On oppose souvent épargne et consommation. D'ailleurs, c'est un petit peu ce que j'ai fait au début de cette interview. Mais vous, vous dites, attention, c'est peut-être un peu stérile comme opposition.
Oui, parce qu'on a besoin d'épargne. Parce que l'épargne, elle ne dort pas, ou même pas l'argent dans un coffre. L'épargne, elle est utilisée. Ça permet de financer le crédit. Quand on met sur le livret A, c'est derrière le logement social qui en bénéficie. Quand on met sur le livret développement durable, ça sert au PME. L'assurance vie, ça sert à financer l'État. Et aujourd'hui, l'État a besoin d'argent. Donc, on n'a pas envie que l'État fasse banqueroute. Et d'ailleurs, si on n'avait pas été dégradé aussi fortement qu'on pourrait l'être par les agents de notation, c'est parce qu'on a un taux d'épargne élevé. Donc, cela concourt, on va dire, au financement de l'État.
Et puis, les plans d'épargne en action, ça finance l'entreprise comme le plan d'épargne en retraite. L'épargne d'aujourd'hui, c'est l'investissement de demain et donc la croissance, l'emploi d'après-demain. Donc, pour moi, il ne faut pas opposer l'un et l'autre. Évidemment qu'à la date T, s'il y a beaucoup plus d'épargne, il y a moins de consommation. Donc, c'est un effet négatif sur la croissance. Mais sur le long terme, c'est beaucoup moins vrai.

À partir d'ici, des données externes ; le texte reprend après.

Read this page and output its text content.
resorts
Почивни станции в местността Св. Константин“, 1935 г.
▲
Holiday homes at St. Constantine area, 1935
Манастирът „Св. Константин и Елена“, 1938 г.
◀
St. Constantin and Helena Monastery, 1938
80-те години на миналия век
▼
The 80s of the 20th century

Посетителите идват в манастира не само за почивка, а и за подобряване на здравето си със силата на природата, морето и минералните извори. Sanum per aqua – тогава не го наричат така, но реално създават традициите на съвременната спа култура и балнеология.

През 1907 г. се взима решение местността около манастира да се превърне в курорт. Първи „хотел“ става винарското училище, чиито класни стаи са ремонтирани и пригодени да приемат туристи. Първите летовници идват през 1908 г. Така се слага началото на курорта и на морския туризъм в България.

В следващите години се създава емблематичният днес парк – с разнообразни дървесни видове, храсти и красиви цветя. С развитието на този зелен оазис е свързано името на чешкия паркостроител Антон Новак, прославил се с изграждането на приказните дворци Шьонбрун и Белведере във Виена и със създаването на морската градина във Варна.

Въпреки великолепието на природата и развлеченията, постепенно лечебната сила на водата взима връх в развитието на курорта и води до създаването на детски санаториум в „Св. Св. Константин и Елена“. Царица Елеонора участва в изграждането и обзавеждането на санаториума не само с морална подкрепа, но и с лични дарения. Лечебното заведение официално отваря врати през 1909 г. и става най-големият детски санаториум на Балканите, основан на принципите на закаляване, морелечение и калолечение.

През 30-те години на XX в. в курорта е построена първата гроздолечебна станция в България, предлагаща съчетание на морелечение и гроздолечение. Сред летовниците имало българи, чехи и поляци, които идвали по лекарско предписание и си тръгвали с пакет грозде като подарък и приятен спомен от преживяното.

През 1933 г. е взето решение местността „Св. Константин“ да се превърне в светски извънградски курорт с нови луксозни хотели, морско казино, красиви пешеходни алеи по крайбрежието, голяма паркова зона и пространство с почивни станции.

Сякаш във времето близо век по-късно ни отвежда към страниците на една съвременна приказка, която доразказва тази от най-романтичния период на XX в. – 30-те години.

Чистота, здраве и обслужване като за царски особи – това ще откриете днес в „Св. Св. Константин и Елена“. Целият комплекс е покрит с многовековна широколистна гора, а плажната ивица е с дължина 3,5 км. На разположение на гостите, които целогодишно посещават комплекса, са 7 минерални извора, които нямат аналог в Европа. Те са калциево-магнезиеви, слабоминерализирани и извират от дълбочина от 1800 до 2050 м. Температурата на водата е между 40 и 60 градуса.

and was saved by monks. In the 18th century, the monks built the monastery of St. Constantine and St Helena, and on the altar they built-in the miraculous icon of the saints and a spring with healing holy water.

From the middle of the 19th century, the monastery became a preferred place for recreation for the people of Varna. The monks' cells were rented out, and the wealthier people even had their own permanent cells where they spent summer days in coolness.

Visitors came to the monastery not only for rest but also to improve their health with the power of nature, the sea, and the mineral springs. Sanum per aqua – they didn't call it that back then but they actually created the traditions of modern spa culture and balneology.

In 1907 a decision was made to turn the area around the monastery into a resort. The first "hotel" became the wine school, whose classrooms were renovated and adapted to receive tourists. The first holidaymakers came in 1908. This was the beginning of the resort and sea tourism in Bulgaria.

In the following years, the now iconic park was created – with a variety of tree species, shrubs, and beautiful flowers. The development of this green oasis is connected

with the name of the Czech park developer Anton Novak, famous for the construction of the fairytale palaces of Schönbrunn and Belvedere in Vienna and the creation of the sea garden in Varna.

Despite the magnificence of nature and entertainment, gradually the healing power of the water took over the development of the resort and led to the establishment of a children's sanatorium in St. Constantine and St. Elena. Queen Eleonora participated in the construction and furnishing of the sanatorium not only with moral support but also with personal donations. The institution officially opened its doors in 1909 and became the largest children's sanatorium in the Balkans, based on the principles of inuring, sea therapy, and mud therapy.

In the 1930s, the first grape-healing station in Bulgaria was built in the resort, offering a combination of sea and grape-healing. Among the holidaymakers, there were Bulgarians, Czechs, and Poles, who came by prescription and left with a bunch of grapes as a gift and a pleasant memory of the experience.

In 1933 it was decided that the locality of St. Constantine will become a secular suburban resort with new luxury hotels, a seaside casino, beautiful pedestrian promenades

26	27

Donc, attention à ne pas forcément faire de raccourcis en opposant épargne et consommation. Merci beaucoup, Philippe Crevel. Vous êtes économiste, directeur du Cercle de l'Épargne. Vous étiez l'invité éco de France Info alors que la Banque Centrale Européenne vient de baisser à nouveau ses taux directeurs tout en abaissant également ses prévisions de croissance pour la zone euro.